Het hof overweegt als volgt.
Het hof stelt vast dat de benadeelde partij wegens een formeel gebrek, behelzende het ontbreken van een rechtsgeldige volmacht tot indiening van het voegingsformulier namens het slachtoffer, niet-ontvankelijk zal worden verklaard in de vordering tot schadevergoeding. Het hof is van oordeel dat een redelijke uitleg van artikel 237 van het Wetboek van Burgerlijke Rechtsvordering er in de onderhavige zaak aan in de weg staat dat de benadeelde partij wordt veroordeeld in de proceskosten aan de zijde van de verdachte, aangezien de benadeelde partij materieel gezien niet als de in het ongelijk gestelde partij kan worden aangemerkt.

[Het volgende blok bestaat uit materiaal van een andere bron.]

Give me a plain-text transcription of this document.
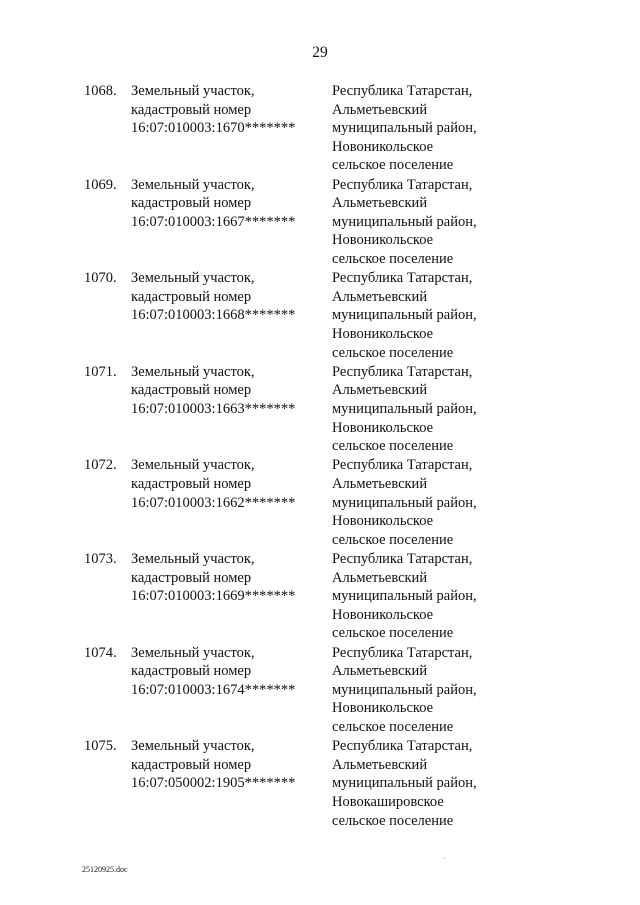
29
1068. Земельный участок,
кадастровый номер
16:07:010003:1670*******
Республика Татарстан,
Альметьевский
муниципальный район,
Новоникольское
сельское поселение
1069. Земельный участок,
кадастровый номер
16:07:010003:1667*******
Республика Татарстан,
Альметьевский
муниципальный район,
Новоникольское
сельское поселение
1070. Земельный участок,
кадастровый номер
16:07:010003:1668*******
Республика Татарстан,
Альметьевский
муниципальный район,
Новоникольское
сельское поселение
1071. Земельный участок,
кадастровый номер
16:07:010003:1663*******
Республика Татарстан,
Альметьевский
муниципальный район,
Новоникольское
сельское поселение
1072. Земельный участок,
кадастровый номер
16:07:010003:1662*******
Республика Татарстан,
Альметьевский
муниципальный район,
Новоникольское
сельское поселение
1073. Земельный участок,
кадастровый номер
16:07:010003:1669*******
Республика Татарстан,
Альметьевский
муниципальный район,
Новоникольское
сельское поселение
1074. Земельный участок,
кадастровый номер
16:07:010003:1674*******
Республика Татарстан,
Альметьевский
муниципальный район,
Новоникольское
сельское поселение
1075. Земельный участок,
кадастровый номер
16:07:050002:1905*******
Республика Татарстан,
Альметьевский
муниципальный район,
Новокашировское
сельское поселение
25120925.doc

Gelet op het voorgaande acht het hof termen aanwezig om de proceskosten te compenseren in dier voege dat de benadeelde partij en de verdachte ieder de eigen kosten dragen. Mitsdien zal het hof hierna overeenkomstig beslissen.

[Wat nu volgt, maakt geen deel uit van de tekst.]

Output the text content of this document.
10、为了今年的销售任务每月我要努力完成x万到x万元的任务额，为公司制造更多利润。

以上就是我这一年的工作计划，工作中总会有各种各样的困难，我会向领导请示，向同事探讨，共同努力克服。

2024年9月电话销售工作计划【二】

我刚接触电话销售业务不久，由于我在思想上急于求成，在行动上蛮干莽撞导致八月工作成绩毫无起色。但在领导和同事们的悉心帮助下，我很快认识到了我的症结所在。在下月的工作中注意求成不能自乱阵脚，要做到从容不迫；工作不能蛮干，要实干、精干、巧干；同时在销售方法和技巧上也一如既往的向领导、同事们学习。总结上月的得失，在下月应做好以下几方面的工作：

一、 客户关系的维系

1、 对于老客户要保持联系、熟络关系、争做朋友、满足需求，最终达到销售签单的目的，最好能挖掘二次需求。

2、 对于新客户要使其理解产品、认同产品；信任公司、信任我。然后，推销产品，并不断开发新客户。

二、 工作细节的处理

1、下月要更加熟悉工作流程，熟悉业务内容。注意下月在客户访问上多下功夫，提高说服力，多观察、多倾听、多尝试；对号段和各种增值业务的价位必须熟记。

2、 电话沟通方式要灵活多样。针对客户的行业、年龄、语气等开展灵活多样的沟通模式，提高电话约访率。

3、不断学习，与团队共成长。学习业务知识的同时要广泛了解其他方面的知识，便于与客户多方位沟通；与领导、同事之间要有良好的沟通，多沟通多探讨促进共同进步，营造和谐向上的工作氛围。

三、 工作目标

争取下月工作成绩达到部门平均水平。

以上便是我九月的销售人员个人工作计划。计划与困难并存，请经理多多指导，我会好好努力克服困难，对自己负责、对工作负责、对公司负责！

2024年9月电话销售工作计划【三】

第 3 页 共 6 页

Toepasselijke wettelijke voorschriften
De beslissing is gegrond op artikel 311 van het Wetboek van Strafrecht, zoals dit ten tijde van het bewezenverklaarde rechtens gold dan wel ten tijde van het wijzen van dit arrest rechtens geldt.

BESLISSING

Het hof:
vernietigt het vonnis waarvan beroep en doet opnieuw recht:
verklaart zoals hiervoor overwogen bewezen dat de verdachte het tenlastegelegde heeft begaan;
verklaart niet bewezen hetgeen de verdachte meer of anders is tenlastegelegd dan hierboven is bewezenverklaard en spreekt de verdachte daarvan vrij;
verklaart het bewezenverklaarde strafbaar, kwalificeert dit als hiervoor vermeld en verklaart de verdachte strafbaar;
veroordeelt de verdachte tot een
gevangenisstrafvoor de duur van
1 (één) maand;
beveelt dat de tijd die door de verdachte vóór de tenuitvoerlegging van deze uitspraak in enige in artikel 27, eerste lid, van het Wetboek van Strafrecht bedoelde vorm van voorarrest is doorgebracht, bij de uitvoering van de opgelegde gevangenisstraf in mindering zal worden gebracht, voor zover die tijd niet reeds op een andere straf in mindering is gebracht;
verklaart de benadeelde partij [benadeelde] niet-ontvankelijk in de vordering tot schadevergoeding en bepaalt dat de benadeelde partij in zoverre de vordering slechts bij de burgerlijke rechter kan aanbrengen;
bepaalt dat de benadeelde partij en de verdachte ieder hun eigen kosten dragen.
Aldus gewezen door:
mr. W.F. Koolen, voorzitter,
mr. J. Platschorre en mr. F. van Es, raadsheren,
in tegenwoordigheid van mr. T.S. Vos, griffier,
en op 4 oktober 2023 ter openbare terechtzitting uitgesproken.